The general idea behind the high fat diet is to eat food that our ancestors ate for the past tens of thousands of years.  Our digestive systems evolved over this time to work best with certain kinds of food.  Recently (in the past 4 or 5 thousand years) new foods have been introduced through agriculture which the human digestive system has not evolved to process well.  These includes grains, wheat, corn, sugar, soy and other carbohydrates.  When people eat the kinds of food the body processes well, then they are more likely to be fit, energetic, thin, muscular, and disease free.  When the new foods dominate the diet, then people are more likely to become overweight and fall victim to diseases.

There is strong evidence to support the high fat diet.  There are 18 case studies which show that a low carb/high fat diet are more effective at reducing weight than a lot fat diet/high carb diet.  There are studies which show that a high fat diet causes heart attacks, but these studies are all survey studies which are not as effective as case studies.  Furthermore, the survey studies does not separate organic fat from processed food which often contains carbs as well as fat.  The high fat diet encourages only eating organic food.

I want to stress that the high fat/low carb diet is not a temporary diet like low fat diets which reduce your calories consumes.  If you want the benefits of the high fat diet listed above, then you have to make this diet a permanent change.

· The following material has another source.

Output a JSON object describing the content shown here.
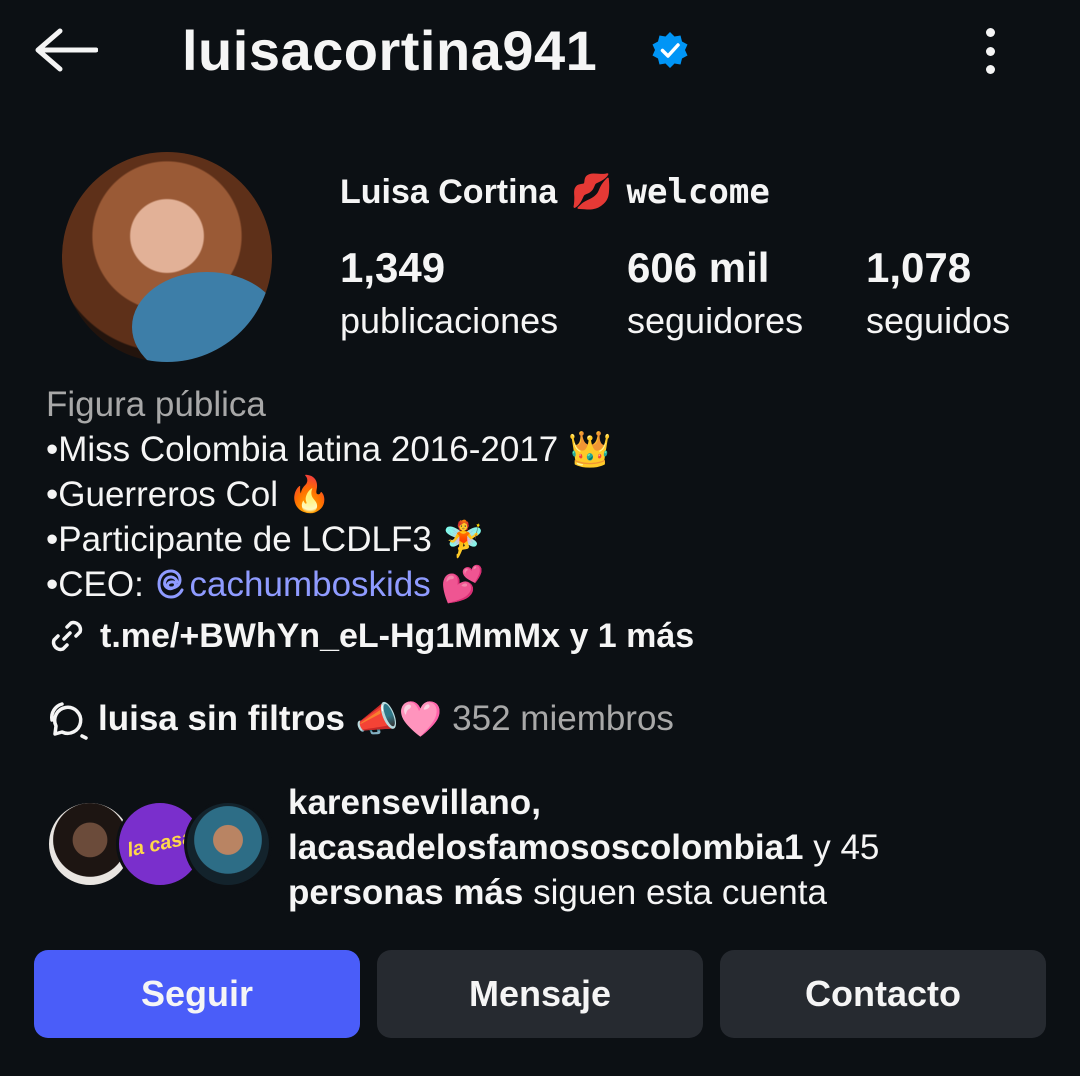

  1. For a while I was suspicious about high-fat-diet-won't-make-you-fat theory, although I bought into carb-is-bad theory very easily. Now I am hands down convinced after witnessing the experience of a coworker who is keto-adapted. My coworker Ben, unfortunately was quite over weight, having sleeping problems (lack of oxygen due to blockage of the air passageway), sinus pain, allergy, diabetes, low energy (dosing off at work often)... After I going back to office from my four-month maternity leave, I found him changed dramatically - much thinner, looking younger and more energetic. I asked him what happened and he introduced me to this Keto diet. He did say first couple of weeks were tough, but after four weeks giving up four things: wheat, soy, corn, and sugar, things changed dramatically. He lost weight, sleep improved, sinus pain gone, allergy disappeared, and he felt energetic. Now his body fuel is fat: good quality fat - not those hydrogenated vegetable oil junk - such as MCT oil, animal oil (e.g. fatty meat, butter, heavy cream), nuts. I saw him putting butter, MCT oil, and heavy cream in his coffee, with a handheld blender. Recent two months, he's also been doing "high intensity and interval workout". The results? Quoting his own words: "I feel much stronger than when I was 20. I not only feel strong, but feel like a different species". In view of how strict the keto diet is, I commented "you are so disciplined". "I have two options, one is to be keto adapted, and the other is to die, just like my own father, from overweight and diabetes", he responded quickly and calmly.

  2. Forgot to mention that Ben's waist size shrank from 44 inches to 32.